The cost of living is the single most important issue facing a majority of state residents this election cycle, a poll by Siena College found. This comes at a time where inflation has raised the price of just about everything more than 3 percent since this time last year, according to the Labor Department’s consumer price index.
Given the ongoing climate crisis as well, residents of areas like Uniondale find themselves at the intersection of a combined economic and climate emergency.
According to a report by New York Renews — a coalition of over 370 environmental, justice, faith, labor, and community groups advocating for the reform of climate law — nearly one in four Long Islanders, or 23 percent, have a high energy burden, meaning they spend more than 6 percent of their annual income on energy bills.
And now, with the Long Island Power Authority’s approved 11.6 percent rate hike this year, the average customer’s light bill is now almost $200 a month — the fourth highest in the nation.

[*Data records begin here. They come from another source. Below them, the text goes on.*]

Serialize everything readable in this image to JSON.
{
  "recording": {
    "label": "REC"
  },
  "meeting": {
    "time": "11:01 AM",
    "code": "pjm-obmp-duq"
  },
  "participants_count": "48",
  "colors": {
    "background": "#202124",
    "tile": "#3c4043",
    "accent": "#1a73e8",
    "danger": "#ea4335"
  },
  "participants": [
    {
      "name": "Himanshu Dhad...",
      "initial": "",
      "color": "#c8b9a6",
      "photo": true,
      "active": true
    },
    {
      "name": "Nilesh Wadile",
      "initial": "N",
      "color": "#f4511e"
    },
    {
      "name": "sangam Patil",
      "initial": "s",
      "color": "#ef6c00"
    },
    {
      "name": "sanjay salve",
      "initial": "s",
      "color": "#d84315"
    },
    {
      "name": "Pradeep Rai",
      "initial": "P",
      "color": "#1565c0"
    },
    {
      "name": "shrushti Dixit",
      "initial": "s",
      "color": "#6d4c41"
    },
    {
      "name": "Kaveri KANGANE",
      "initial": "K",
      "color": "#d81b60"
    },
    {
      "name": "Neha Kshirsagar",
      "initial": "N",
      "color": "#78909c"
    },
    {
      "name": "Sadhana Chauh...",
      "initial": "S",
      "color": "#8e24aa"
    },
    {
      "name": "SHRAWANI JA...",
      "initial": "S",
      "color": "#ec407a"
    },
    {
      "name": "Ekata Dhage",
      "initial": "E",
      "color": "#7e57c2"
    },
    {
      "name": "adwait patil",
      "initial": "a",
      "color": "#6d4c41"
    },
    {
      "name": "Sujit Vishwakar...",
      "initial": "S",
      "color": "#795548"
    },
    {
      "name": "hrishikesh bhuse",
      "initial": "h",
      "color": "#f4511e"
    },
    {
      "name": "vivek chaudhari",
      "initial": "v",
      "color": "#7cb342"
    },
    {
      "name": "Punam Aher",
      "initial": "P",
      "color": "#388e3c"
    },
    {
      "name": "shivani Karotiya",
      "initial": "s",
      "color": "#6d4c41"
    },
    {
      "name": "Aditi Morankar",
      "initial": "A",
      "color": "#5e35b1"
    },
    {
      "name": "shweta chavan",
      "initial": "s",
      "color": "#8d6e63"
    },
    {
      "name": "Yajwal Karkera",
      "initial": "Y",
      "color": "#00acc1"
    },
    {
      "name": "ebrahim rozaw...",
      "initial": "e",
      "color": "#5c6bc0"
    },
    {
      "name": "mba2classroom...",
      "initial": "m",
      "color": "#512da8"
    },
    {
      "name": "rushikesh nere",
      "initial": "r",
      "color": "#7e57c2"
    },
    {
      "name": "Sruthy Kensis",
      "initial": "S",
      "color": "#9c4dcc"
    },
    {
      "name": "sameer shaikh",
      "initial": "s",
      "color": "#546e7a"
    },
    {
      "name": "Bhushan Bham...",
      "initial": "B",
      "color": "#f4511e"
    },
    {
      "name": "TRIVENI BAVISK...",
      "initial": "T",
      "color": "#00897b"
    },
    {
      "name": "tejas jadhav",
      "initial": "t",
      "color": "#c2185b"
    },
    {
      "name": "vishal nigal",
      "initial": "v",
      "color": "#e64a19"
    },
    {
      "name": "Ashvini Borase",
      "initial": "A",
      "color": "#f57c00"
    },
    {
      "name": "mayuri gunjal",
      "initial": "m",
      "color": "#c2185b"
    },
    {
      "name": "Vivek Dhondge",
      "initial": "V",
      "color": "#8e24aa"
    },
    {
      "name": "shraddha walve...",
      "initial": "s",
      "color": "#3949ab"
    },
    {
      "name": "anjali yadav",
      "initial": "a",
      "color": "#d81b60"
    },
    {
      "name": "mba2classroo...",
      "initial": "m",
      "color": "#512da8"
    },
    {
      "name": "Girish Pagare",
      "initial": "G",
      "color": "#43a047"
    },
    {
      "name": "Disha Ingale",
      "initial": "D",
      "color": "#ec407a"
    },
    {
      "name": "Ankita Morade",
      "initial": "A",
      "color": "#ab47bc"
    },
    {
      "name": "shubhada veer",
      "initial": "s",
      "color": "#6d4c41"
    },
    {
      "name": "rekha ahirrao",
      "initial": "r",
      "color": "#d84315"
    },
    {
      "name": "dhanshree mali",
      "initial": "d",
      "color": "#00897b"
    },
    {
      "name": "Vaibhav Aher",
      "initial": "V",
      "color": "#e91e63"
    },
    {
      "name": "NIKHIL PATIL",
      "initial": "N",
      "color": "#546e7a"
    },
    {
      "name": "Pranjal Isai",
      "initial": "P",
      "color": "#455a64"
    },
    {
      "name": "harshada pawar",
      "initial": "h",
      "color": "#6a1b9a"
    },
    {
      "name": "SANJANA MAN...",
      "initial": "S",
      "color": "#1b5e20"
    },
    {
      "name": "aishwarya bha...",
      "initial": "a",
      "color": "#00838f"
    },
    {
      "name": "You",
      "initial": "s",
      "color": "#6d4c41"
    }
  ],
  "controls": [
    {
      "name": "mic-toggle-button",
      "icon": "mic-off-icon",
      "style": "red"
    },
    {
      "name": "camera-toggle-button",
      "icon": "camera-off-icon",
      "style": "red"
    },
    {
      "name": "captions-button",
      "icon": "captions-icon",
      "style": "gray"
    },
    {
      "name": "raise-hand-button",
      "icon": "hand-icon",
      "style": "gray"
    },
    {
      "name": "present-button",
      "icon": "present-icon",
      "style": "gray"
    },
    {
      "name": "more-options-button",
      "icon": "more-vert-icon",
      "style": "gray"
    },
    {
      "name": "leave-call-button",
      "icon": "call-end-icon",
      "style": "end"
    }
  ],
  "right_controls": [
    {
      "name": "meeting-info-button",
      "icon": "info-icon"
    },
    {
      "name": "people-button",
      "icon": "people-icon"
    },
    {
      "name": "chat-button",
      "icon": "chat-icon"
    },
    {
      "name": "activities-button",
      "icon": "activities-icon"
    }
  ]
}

“Long Island can’t wait,” Assemblywoman Taylor Darling said outside the county legislative building in Mineola on March 7. There, alongside residents and advocates, Darling unveiled new research showing that these “energy-burdened families” could save a great deal of money on their utility bills if the state’s proposed Home Energy Affordable Transition, or HEAT, Act is included in the state budget proposal for fiscal year 2025.